Hubert Humphrey. A faintly comic name. Almost hilarious the first time one saw it with the middle name—Horatio—spelled out. Now he was sixty-six and dying—and still working fifteen-hour days. And smiling, laughing, and talking. It was true that he could never learn to stop talking. “Minnesota Chats,” Johnny Carson had once dubbed him. Many people felt that a man who talked that much might not have time to run the country. He had another weakness—many, in fact—but the one least possible to conceal was his need to be loved, or at least liked, by everyone. No exceptions. That came across as a grievous fault—fine trait for a minister, but not for a President. And so Hubert Humphrey never made it to the Oval Office. Yet to have lasted in national politics for so long-thirty years-and to have had a major role in so much that had changed the pattern of American life, he had to have remarkable strengths. He was never counted out of national life, though he could have been—ten, or more likely fifteen, times.

Ridiculed? Often. Defeated? Many times. But he never told people that they would not have Hubert Humphrey to kick around any more. Quite the opposite.

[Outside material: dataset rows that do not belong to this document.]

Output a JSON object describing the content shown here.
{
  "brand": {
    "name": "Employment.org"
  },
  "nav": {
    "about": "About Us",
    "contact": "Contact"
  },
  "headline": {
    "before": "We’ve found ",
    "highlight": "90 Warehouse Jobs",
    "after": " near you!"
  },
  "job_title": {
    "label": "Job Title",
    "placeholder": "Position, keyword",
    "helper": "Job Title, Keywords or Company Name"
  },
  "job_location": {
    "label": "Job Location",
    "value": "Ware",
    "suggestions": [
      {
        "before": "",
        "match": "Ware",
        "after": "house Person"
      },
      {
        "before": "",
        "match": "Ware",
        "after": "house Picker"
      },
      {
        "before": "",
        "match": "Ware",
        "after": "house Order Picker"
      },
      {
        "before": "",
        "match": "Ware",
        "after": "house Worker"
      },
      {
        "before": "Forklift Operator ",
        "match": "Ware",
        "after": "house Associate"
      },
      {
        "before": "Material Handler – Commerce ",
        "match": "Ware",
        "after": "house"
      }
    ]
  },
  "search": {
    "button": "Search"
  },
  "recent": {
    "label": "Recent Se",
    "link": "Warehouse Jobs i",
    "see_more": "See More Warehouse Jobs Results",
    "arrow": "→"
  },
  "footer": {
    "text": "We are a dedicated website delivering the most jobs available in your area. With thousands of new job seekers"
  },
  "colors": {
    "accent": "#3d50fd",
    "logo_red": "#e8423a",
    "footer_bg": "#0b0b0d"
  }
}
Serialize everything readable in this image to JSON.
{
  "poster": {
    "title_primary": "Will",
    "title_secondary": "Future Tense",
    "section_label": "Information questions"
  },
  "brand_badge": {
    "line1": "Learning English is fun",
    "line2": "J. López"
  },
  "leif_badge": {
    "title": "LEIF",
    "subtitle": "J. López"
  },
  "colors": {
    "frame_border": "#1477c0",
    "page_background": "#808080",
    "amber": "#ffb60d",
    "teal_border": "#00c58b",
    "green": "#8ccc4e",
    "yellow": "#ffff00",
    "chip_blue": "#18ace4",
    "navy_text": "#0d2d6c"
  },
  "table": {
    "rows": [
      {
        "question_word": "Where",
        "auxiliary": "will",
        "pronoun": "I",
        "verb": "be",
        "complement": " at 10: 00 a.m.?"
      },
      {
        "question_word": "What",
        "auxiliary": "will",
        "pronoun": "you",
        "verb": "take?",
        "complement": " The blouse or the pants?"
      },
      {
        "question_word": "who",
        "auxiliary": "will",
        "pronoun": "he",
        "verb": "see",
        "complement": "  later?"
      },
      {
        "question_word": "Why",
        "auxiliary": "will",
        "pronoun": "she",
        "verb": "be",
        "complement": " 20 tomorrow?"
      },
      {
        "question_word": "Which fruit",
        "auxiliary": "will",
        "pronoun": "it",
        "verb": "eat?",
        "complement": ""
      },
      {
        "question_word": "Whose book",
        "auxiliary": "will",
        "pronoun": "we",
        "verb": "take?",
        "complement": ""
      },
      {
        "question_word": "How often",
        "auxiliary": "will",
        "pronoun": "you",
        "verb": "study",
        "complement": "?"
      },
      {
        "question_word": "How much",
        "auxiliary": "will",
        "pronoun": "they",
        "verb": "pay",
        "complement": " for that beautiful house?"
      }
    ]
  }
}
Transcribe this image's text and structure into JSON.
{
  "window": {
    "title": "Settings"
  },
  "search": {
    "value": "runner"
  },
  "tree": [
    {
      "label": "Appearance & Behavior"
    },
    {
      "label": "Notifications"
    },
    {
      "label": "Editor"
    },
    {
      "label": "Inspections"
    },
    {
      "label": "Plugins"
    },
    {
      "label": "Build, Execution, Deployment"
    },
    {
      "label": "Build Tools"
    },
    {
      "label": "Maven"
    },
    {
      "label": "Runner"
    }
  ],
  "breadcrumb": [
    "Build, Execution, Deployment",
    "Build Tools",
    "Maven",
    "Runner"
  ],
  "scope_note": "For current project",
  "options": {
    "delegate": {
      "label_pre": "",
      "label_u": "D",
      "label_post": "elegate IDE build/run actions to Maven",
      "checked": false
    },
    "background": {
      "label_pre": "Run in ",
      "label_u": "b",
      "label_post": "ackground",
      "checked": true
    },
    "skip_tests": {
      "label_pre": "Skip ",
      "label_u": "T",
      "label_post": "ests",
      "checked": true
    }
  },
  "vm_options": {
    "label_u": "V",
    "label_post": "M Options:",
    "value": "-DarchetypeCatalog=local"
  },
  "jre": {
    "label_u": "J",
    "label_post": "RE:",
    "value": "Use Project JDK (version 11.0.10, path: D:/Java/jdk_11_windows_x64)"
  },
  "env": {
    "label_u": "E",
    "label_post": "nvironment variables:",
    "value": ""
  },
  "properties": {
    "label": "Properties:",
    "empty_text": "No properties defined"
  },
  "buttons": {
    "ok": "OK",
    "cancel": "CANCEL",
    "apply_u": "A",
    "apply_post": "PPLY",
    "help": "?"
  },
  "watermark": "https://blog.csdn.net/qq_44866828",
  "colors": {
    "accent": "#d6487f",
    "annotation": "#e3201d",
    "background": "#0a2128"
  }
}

Humphrey’s personal view of the impact of his three decades as a national political figure focuses on his accomplishments, particularly as a legislator. It is unarguably an astonishing record. But the people who kept sending him to the United States Senate, the senators who chose him as one of their leaders, the never overwhelming but always substantial national constituency that made him a formidable presidential contender three times, sensed something more in Hubert Humphrey, something transcendent, something to do with his spirit .

Hubert Humphrey was born in 1911, and began working by washing glasses in his father’s tiny drugstore in rural Doland, South Dakota. He was seven years old. He would have gone to work earlier if he had been tall enough to reach the glasses. It was a dreary period in America, and South Dakota was a dreary place in which to live, but young Humphrey never seemed to notice. Life was a series of buffetings—dust storms, crop failures, foreclosures, the Great Depression. He saw friends and neighbors go under. The farmers had no money to buy at the Humphrey drugstore, and no money to pay for what they had already bought, so the drugstore failed too. Humphrey was sixteen when he saw his father, Hubert Humphrey, Sr., weep because he had to sell the family home to pay his debts. The younger Humphrey wept too.

It was a searing experience, but in his autobiography, The Education of a Public Man , Humphrey managed to regard the incident as a plus: “It is something I have never forgotten, not just because it moved me so deeply, but because what followed was so typical of my father’s approach to life.” The family simply moved to a smaller house and began anew. Despite “such total and public humiliation … my father never looked back. He showed not a discernible ounce of acrimony, apology or defeatism … he plunged on… he had an undiminished appetite for life, accepting the bitter, enjoying the sweet.” The son’s later stoicism in the face of political and personal setbacks, at times interpreted as failure to get the point, owes much to his father’s character.

From Hubert Humphrey, Sr., he first learned about ideas, books, magazines, newspapers, politics, politicians—and social issues. The elder Humphrey was a rarity in conservative Doland, a Wilsonian Democrat, and he drilled the Fourteen Points and the dream of the League of Nations into his eager, receptive son. They discussed issues, and the older man must have sensed that the son had a quick and retentive mind, a debater’s skills, and an unquenchable thirst to know more and to talk more—about everything.